国外的情形和国内差不多,但我国和海外有一样最大的区别,就是泱泱大国,静水流深,几千年历史中创造出的东西,复杂到难以想象,有更多的不愿意与人类共处的妖魔鬼怪,此时就盘踞蛰伏在城市之外,那些被植被围绕、人类暂且无法涉足的地方,俨然另外一个国度。
自古以来,人类善于侵略扩张,妖类独行独占,动辄仇视报复,二者都顺应本性中的欲望贪婪,其中极端者早晚会相互蚕食。正如现在占据荒野的妖怪,也正如新建局势在必得的开荒。
罗九就是穿越红云山唯一一条公路,十数道靠山夹弯早年已经是摄影圣地,从后山攀至山间,越过红云关国家公园,就能直接离开海京的范围,摸到国道上去。
现在新建局想要从红云山打开新局面,罗九公路是关键,如果这条公路重新打开,省下的巨额资金、给开荒带去的无数便利,都令人无法拒绝。

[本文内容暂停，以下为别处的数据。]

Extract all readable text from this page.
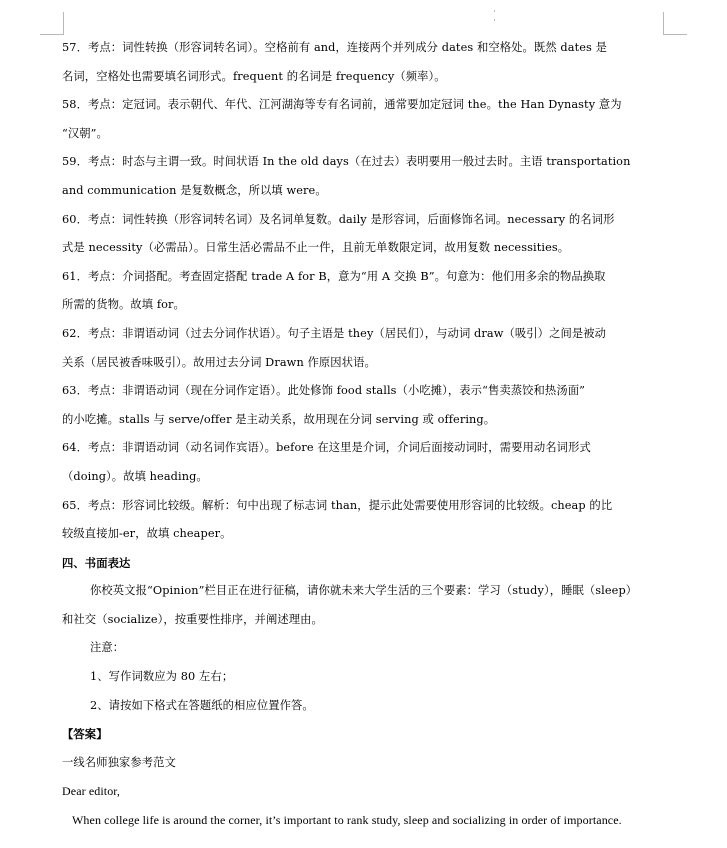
57．考点：词性转换（形容词转名词）。空格前有 and，连接两个并列成分 dates 和空格处。既然 dates 是
名词，空格处也需要填名词形式。frequent 的名词是 frequency（频率）。
58．考点：定冠词。表示朝代、年代、江河湖海等专有名词前，通常要加定冠词 the。the Han Dynasty 意为
“汉朝”。
59．考点：时态与主谓一致。时间状语 In the old days（在过去）表明要用一般过去时。主语 transportation
and communication 是复数概念，所以填 were。
60．考点：词性转换（形容词转名词）及名词单复数。daily 是形容词，后面修饰名词。necessary 的名词形
式是 necessity（必需品）。日常生活必需品不止一件，且前无单数限定词，故用复数 necessities。
61．考点：介词搭配。考查固定搭配 trade A for B，意为“用 A 交换 B”。句意为：他们用多余的物品换取
所需的货物。故填 for。
62．考点：非谓语动词（过去分词作状语）。句子主语是 they（居民们），与动词 draw（吸引）之间是被动
关系（居民被香味吸引）。故用过去分词 Drawn 作原因状语。
63．考点：非谓语动词（现在分词作定语）。此处修饰 food stalls（小吃摊），表示“售卖蒸饺和热汤面”
的小吃摊。stalls 与 serve/offer 是主动关系，故用现在分词 serving 或 offering。
64．考点：非谓语动词（动名词作宾语）。before 在这里是介词，介词后面接动词时，需要用动名词形式
（doing）。故填 heading。
65．考点：形容词比较级。解析：句中出现了标志词 than，提示此处需要使用形容词的比较级。cheap 的比
较级直接加-er，故填 cheaper。
四、书面表达
你校英文报“Opinion”栏目正在进行征稿，请你就未来大学生活的三个要素：学习（study），睡眠（sleep）
和社交（socialize），按重要性排序，并阐述理由。
注意：
1、写作词数应为 80 左右；
2、请按如下格式在答题纸的相应位置作答。
【答案】
一线名师独家参考范文
Dear editor,
When college life is around the corner, it’s important to rank study, sleep and socializing in order of importance.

“罗九公路上个月的时候,还干干净净,勘测队员二十四小时驻扎在那边,出入几次也没发现异常,”孙建航道:“两周前,打开的入口先是消失,又转移了位置,接着就彻底被封上了,夜间还出现鬼打墙的状况,在勘测人员发现澄水寺有灯光的同一天,遭到了暴力对待,现在还没出院。”
赵奇秋:“……”挺调皮啊。
不过听到有人受伤,赵奇秋的心虚不由的少了一些。
澄水寺是澄水寺,罗九公路上发生的事肯定和他家没什么关系,毕竟有戒圈的监管,假如谁胆敢伤人,赵奇秋都会第一时间知道。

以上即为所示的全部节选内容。